BEMIDJI -- More than 39,000 additional child care sports are needed across Greater Minnesota, with Beltrami County alone needing 1,323.
The data was compiled by the Greater Minnesota Partnership, which is working alongside local entities for state funding at the Legislature this session. The partnership is a non-profit advocacy organization that consists of businesses, chambers of commerce, foundations, cities and colleges.
According to information from the partnership, outside of the metro area, the state has lost more than 20,000 child care spaces from 2000-2020. To adequately meet the need, an increase of 52% in child care spots is needed.
"Some areas are doing better than others, but it's a crisis," said Scott McMahon, executive director of the Greater Minnesota Partnership. "I think we're going through a time where there is less interest in providers having a family child care business in their home. The challenge we have in Greater Minnesota, though, is it's harder to fill the economic model of a child care center."
In regional cities, child care spots needed are:
- 35 in Bagley.
- 581 in Bemidji.
- 101 in Blackduck.
- 274 in Cass Lake.
- 123 in Park Rapids.
- 224 in Redby.
- 41 in Walker.
McMahon said the shortage not only causes difficulty for families but creates challenges for the economy as well.
"Each one of those slots we're missing is a story of a family making economic decisions based on not being able to access child care," McMahon said. "These translates into significant workforce, family and community challenges."
Erin Echternach, assistant director of Greater Bemidji Economic Development and a member of the Minnesota Department of Human Services Family Child Care Task Force since 2019, said it's one of the biggest hurdles described by employees and businesses.
"It's not ideal, but one of the benefits of the pandemic was this hybrid, work from home option," Echternach said. "I do think there's going to be more flexibility with employers to offer that to employees so that could alleviate some of the child care issues. But, I had a toddler at home with me during the early part of the pandemic, and you can't focus and do 100% of each with that way either. So, we do need child care options for sure."
To support efforts to fill existing gaps, the Greater Minnesota Partnership and local advocates are seeking legislation with $4 million in Minnesota Initiative Foundation child care grants. The grants provide funding for community planning coordination, training and education to expand child care access.
The local initiative entity, the Northwest Minnesota Foundation, operates the Child Care Finance program. Missy Okeson, Foundation community impact officer and child care lead, said the program provides loans to new businesses.
"If you're starting a new child care business, you can reach out to us," Okeson said. "We have a person who meets with the provider and they can get up to $5,000 of a forgivable loan of five years.
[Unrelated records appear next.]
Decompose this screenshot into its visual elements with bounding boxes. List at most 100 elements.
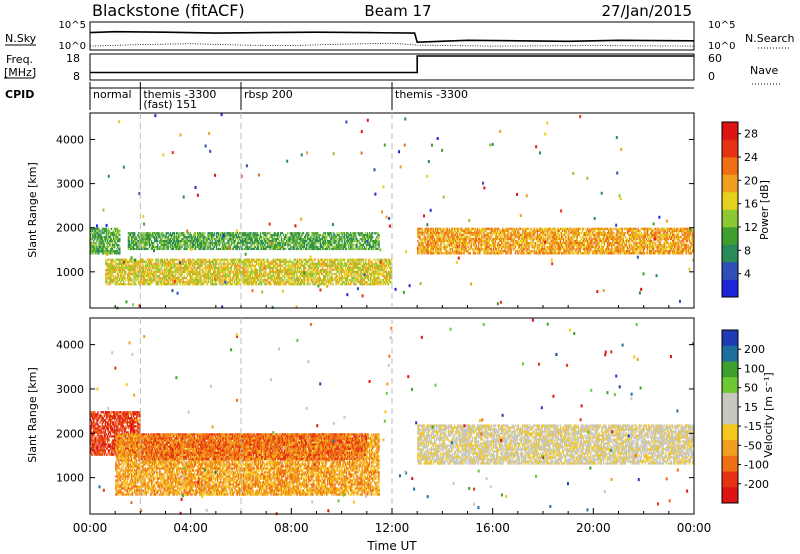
beam-title: Beam 17 — [364, 2, 431, 20]
heatmap-cell — [232, 281, 233, 283]
heatmap-cell — [252, 261, 253, 263]
heatmap-cell — [142, 240, 143, 242]
heatmap-cell — [148, 248, 149, 250]
heatmap-cell — [244, 273, 245, 275]
heatmap-cell — [289, 267, 290, 269]
heatmap-cell — [146, 267, 147, 269]
heatmap-cell — [265, 281, 266, 283]
heatmap-cell — [362, 281, 363, 283]
nsearch-series — [90, 43, 694, 46]
heatmap-cell — [341, 273, 342, 275]
heatmap-cell — [269, 273, 270, 275]
heatmap-cell — [301, 269, 302, 271]
heatmap-cell — [234, 281, 235, 283]
heatmap-cell — [100, 244, 101, 246]
heatmap-cell — [174, 275, 175, 277]
heatmap-cell — [119, 246, 120, 248]
heatmap-cell — [159, 265, 160, 267]
heatmap-cell — [295, 281, 296, 283]
heatmap-cell — [262, 269, 263, 271]
heatmap-cell — [131, 283, 132, 285]
heatmap-cell — [387, 277, 388, 279]
heatmap-cell — [334, 261, 335, 263]
heatmap-cell — [202, 283, 203, 285]
heatmap-cell — [122, 271, 123, 273]
heatmap-cell — [201, 273, 202, 275]
heatmap-cell — [106, 283, 107, 285]
heatmap-cell — [138, 279, 139, 281]
heatmap-cell — [173, 261, 174, 263]
heatmap-cell — [277, 279, 278, 281]
heatmap-cell — [276, 261, 277, 263]
heatmap-cell — [159, 234, 160, 236]
heatmap-cell — [331, 281, 332, 283]
heatmap-cell — [305, 267, 306, 269]
heatmap-cell — [341, 261, 342, 263]
heatmap-cell — [251, 267, 252, 269]
heatmap-cell — [108, 228, 109, 230]
heatmap-cell — [155, 273, 156, 275]
heatmap-cell — [235, 259, 236, 261]
heatmap-cell — [126, 265, 127, 267]
heatmap-cell — [110, 277, 111, 279]
heatmap-cell — [362, 277, 363, 279]
heatmap-cell — [201, 265, 202, 267]
heatmap-cell — [119, 279, 120, 281]
heatmap-cell — [360, 267, 361, 269]
heatmap-cell — [327, 275, 328, 277]
heatmap-cell — [159, 275, 160, 277]
heatmap-cell — [223, 261, 224, 263]
heatmap-cell — [153, 234, 154, 236]
freq-label-1: Freq. — [6, 53, 33, 66]
heatmap-cell — [304, 269, 305, 271]
heatmap-cell — [114, 246, 115, 248]
heatmap-cell — [370, 279, 371, 281]
heatmap-cell — [185, 246, 186, 248]
heatmap-cell — [125, 271, 126, 273]
heatmap-cell — [192, 261, 193, 263]
heatmap-cell — [180, 265, 181, 267]
heatmap-cell — [318, 269, 319, 271]
heatmap-cell — [162, 232, 163, 234]
heatmap-cell — [236, 279, 237, 281]
freq-label-2: [MHz] — [4, 66, 36, 79]
heatmap-cell — [201, 281, 202, 283]
heatmap-cell — [351, 273, 352, 275]
heatmap-cell — [259, 277, 260, 279]
heatmap-cell — [282, 271, 283, 273]
heatmap-cell — [337, 279, 338, 281]
heatmap-cell — [123, 281, 124, 283]
heatmap-cell — [348, 273, 349, 275]
heatmap-cell — [157, 259, 158, 261]
heatmap-cell — [117, 236, 118, 238]
heatmap-cell — [106, 275, 107, 277]
heatmap-cell — [114, 232, 115, 234]
heatmap-cell — [244, 269, 245, 271]
heatmap-cell — [342, 263, 343, 265]
heatmap-cell — [137, 267, 138, 269]
heatmap-cell — [209, 259, 210, 261]
heatmap-cell — [110, 236, 111, 238]
heatmap-cell — [249, 259, 250, 261]
cpid-segment-label: themis -3300 — [395, 88, 468, 101]
heatmap-cell — [164, 259, 165, 261]
heatmap-cell — [354, 277, 355, 279]
heatmap-cell — [131, 281, 132, 283]
heatmap-cell — [151, 277, 152, 279]
heatmap-cell — [353, 275, 354, 277]
heatmap-cell — [284, 277, 285, 279]
heatmap-cell — [136, 238, 137, 240]
heatmap-cell — [149, 246, 150, 248]
heatmap-cell — [208, 279, 209, 281]
heatmap-cell — [195, 248, 196, 250]
heatmap-cell — [257, 273, 258, 275]
heatmap-cell — [310, 265, 311, 267]
heatmap-cell — [288, 263, 289, 265]
heatmap-cell — [219, 277, 220, 279]
heatmap-cell — [135, 279, 136, 281]
heatmap-cell — [325, 283, 326, 285]
heatmap-cell — [345, 267, 346, 269]
heatmap-cell — [226, 277, 227, 279]
heatmap-cell — [285, 267, 286, 269]
heatmap-cell — [164, 238, 165, 240]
If a provider has been in business for longer than six months, you can also get a low-interest loan of up to $5,000."
Also being sought from the Legislature is $10 million for the Minnesota Department of Employment and Economic Development for child care business start-ups, expansions, training, facility modifications and licensing assistance. As part of the effort, advocates are looking to make at least 50% of the $10 million available to Greater Minnesota.
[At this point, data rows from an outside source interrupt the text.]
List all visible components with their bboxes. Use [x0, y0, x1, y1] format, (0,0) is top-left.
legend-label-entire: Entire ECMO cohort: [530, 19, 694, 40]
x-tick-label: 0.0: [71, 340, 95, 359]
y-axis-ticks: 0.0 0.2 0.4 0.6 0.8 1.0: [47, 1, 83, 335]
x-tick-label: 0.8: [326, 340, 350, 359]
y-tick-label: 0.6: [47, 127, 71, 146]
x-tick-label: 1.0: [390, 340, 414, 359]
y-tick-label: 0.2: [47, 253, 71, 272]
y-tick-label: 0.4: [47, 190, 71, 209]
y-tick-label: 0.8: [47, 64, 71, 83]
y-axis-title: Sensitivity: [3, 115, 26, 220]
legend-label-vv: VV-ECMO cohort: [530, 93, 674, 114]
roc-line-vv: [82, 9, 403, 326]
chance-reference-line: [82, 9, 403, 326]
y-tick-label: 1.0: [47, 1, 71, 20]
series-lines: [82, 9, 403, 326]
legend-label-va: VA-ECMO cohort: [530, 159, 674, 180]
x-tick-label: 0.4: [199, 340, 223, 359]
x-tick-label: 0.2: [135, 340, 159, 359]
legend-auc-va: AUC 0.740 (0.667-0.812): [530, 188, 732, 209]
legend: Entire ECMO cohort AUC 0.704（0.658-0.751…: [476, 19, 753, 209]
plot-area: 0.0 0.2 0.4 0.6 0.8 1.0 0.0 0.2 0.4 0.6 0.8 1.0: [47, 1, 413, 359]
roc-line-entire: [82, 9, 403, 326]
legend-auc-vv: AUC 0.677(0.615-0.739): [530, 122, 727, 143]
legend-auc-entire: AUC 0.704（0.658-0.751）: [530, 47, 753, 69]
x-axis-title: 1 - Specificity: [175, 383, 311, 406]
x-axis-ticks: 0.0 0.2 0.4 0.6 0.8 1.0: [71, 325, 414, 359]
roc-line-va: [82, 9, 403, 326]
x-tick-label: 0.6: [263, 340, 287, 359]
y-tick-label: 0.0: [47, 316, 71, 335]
The partnership is also seeking funds for the Greater Minnesota Child Care Facilities Capital Grant program. The program provides grants of up to $500,000 to local governments, cities, counties and school districts in Greater Minnesota.
The grants can fund up to 50% of the costs to build, upgrade or expand child care facilities to increase capacity. The goal is to get $10 million in bonds and another $10 million in general fund appropriation, which would be matched with $20 million in local funds.
According to Echternach, there's also a bill under consideration that will offer more flexibility for alternative models in Minnesota.
"One is a 'pod model,' where four different child care businesses are in one building with different sections," Echternach said. "So, they share the lease and the costs, and that benefits the bottom line. We also want to explore other options other than a large center that work for smaller communities. We're also hoping we can loosen strings around employers being able to hold licenses for child care. They can now hold up to one license, and we want to get that up to four. That way they can add staffing or a building."
According to McMahon, the key to such legislation is finding a balance that ensures good care for the children.
"The thing to keep in mind is all of these regulations are set up to have the most safe environment for the children," McMahon said. "If you have a single person caring for 10 kids, you probably don't want them caring for 10 infants. So, we want to figure out what the balance is."